If we compare the long-term proportion of electrical power sourced from both rooftop and utility-scale solar in the state of California and Australia’s National Electricity Market, it’s immediately clear that though California is slightly ahead, there isn’t a huge amount of space between the two lines. Solar has certainly over-taken wind power as the primary area of growth for renewables in Australia (while California’s wind power industry has lagged) – here’s a reminder of what we saw in my previous post:
In fact, the comparison becomes clearer as you drill further down into the data. I pulled two recent days from OpenNEM’s database, and compared them to data made available on California ISO’s website here. On these two illustrative days, solar peaked at high levels for both the NEM – an islanded grid that cannot call on exports or imports – and California, which is interconnected into several neighbouring states.
Of course, the real story is far more complicated than the simple narratives put forward by critics looking to seize a cheap, ugly political point. Broader issues with grid management, along with a strange distaste for demand response options in favour of very large but slower-to-build battery installations has resulted in failures to provide capacity where it is needed. Greater or similar levels of solar are being deployed in the US and in other countries like Australia, and good management is resulting in a far prettier picture.

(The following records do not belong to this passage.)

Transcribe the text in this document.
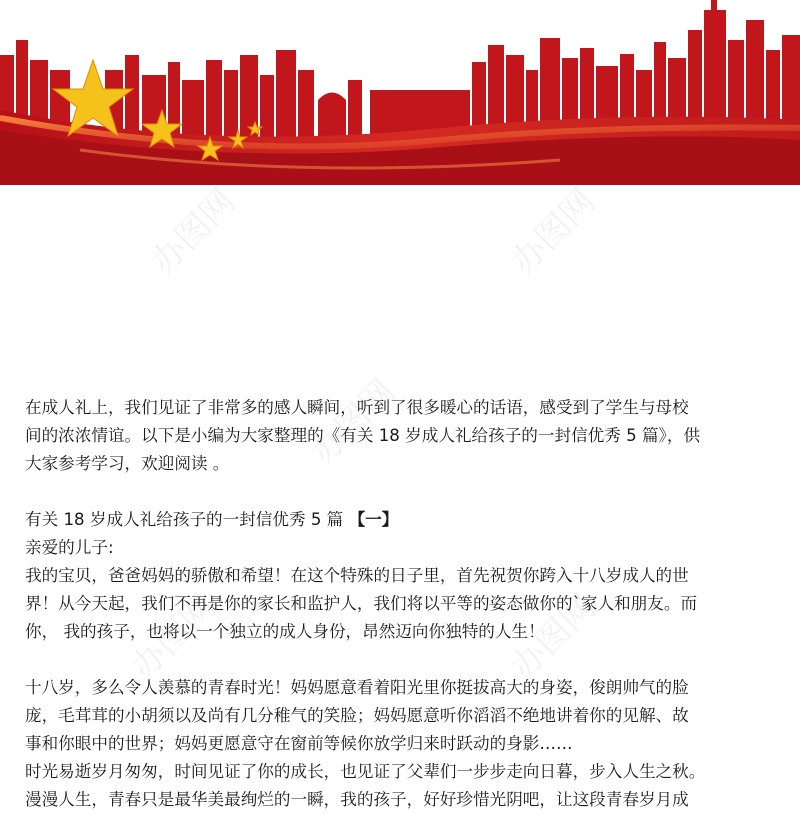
办图网	办图网
办图网
办图网	办图网

在成人礼上，我们见证了非常多的感人瞬间，听到了很多暖心的话语，感受到了学生与母校

间的浓浓情谊。以下是小编为大家整理的《有关 18 岁成人礼给孩子的一封信优秀 5 篇》，供

大家参考学习，欢迎阅读 。

有关 18 岁成人礼给孩子的一封信优秀 5 篇 【一】

亲爱的儿子:

我的宝贝，爸爸妈妈的骄傲和希望！在这个特殊的日子里，首先祝贺你跨入十八岁成人的世

界！从今天起，我们不再是你的家长和监护人，我们将以平等的姿态做你的`家人和朋友。而

你， 我的孩子，也将以一个独立的成人身份，昂然迈向你独特的人生！

十八岁，多么令人羡慕的青春时光！妈妈愿意看着阳光里你挺拔高大的身姿，俊朗帅气的脸

庞，毛茸茸的小胡须以及尚有几分稚气的笑脸；妈妈愿意听你滔滔不绝地讲着你的见解、故

事和你眼中的世界；妈妈更愿意守在窗前等候你放学归来时跃动的身影……

时光易逝岁月匆匆，时间见证了你的成长，也见证了父辈们一步步走向日暮，步入人生之秋。

漫漫人生，青春只是最华美最绚烂的一瞬，我的孩子，好好珍惜光阴吧，让这段青春岁月成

Finally – what about long-term reliability metrics in California? Just like Australia’s ‘unserved energy’ (the subject of recent tightening), the ‘North American Electric Reliability Corporation’ (NERC) sets reliability standards. If you want to, you can read all 2,249 pages of them, updated only a few weeks ago.

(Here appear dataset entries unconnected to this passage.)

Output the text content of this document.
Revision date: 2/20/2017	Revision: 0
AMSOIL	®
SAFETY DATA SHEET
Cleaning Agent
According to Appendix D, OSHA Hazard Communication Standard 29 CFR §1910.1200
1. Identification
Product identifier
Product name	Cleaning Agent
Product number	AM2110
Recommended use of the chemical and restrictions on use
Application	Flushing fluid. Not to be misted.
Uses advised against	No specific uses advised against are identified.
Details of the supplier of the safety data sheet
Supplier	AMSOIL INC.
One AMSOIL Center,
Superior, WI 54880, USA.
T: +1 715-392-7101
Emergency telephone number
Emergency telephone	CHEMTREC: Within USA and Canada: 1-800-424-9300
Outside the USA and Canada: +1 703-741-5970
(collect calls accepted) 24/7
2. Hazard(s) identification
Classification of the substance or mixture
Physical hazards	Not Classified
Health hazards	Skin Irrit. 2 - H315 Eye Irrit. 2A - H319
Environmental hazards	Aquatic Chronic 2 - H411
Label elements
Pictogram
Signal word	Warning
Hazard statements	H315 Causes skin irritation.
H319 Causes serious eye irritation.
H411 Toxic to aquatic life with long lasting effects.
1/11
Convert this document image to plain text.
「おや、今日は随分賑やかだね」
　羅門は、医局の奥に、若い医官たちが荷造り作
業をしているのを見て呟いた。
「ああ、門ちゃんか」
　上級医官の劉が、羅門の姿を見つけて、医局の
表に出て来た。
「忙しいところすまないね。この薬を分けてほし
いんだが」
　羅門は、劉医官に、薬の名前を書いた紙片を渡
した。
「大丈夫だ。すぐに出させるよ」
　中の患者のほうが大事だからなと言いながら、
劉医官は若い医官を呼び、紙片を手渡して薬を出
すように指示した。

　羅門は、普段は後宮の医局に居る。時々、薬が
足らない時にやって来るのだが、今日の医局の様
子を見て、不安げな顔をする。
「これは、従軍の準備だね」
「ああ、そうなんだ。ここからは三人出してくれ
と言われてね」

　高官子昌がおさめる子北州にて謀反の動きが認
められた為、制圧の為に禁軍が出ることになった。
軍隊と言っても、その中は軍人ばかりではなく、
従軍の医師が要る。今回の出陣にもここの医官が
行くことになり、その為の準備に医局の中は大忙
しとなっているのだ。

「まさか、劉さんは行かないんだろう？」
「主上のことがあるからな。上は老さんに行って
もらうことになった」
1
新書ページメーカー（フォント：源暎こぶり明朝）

To simplify the metrics, the first, CPS1 (control performance standard) formulates a percentage that shows how well the match between supply and demand is maintained – the ultimate goal of grid operator. Being at or below 100% is bad. The second, RBC (reliability based control), sets lower and upper bounds for how long a grid can exceed set limitations of this mismatch, and counts the number of times breaches occur, by consecutive duration. The greater the number of these, the worse the reliability.
The first, CPS1, has remained at a steady 100% or greater, as solar in California has grown:
California, like South Australia, will take action on the gremlins, even in the face of a maelstrom of over-simplification and criticism that goes up to the President – just as South Australia’s politicisation went up to the PM, back in 2016.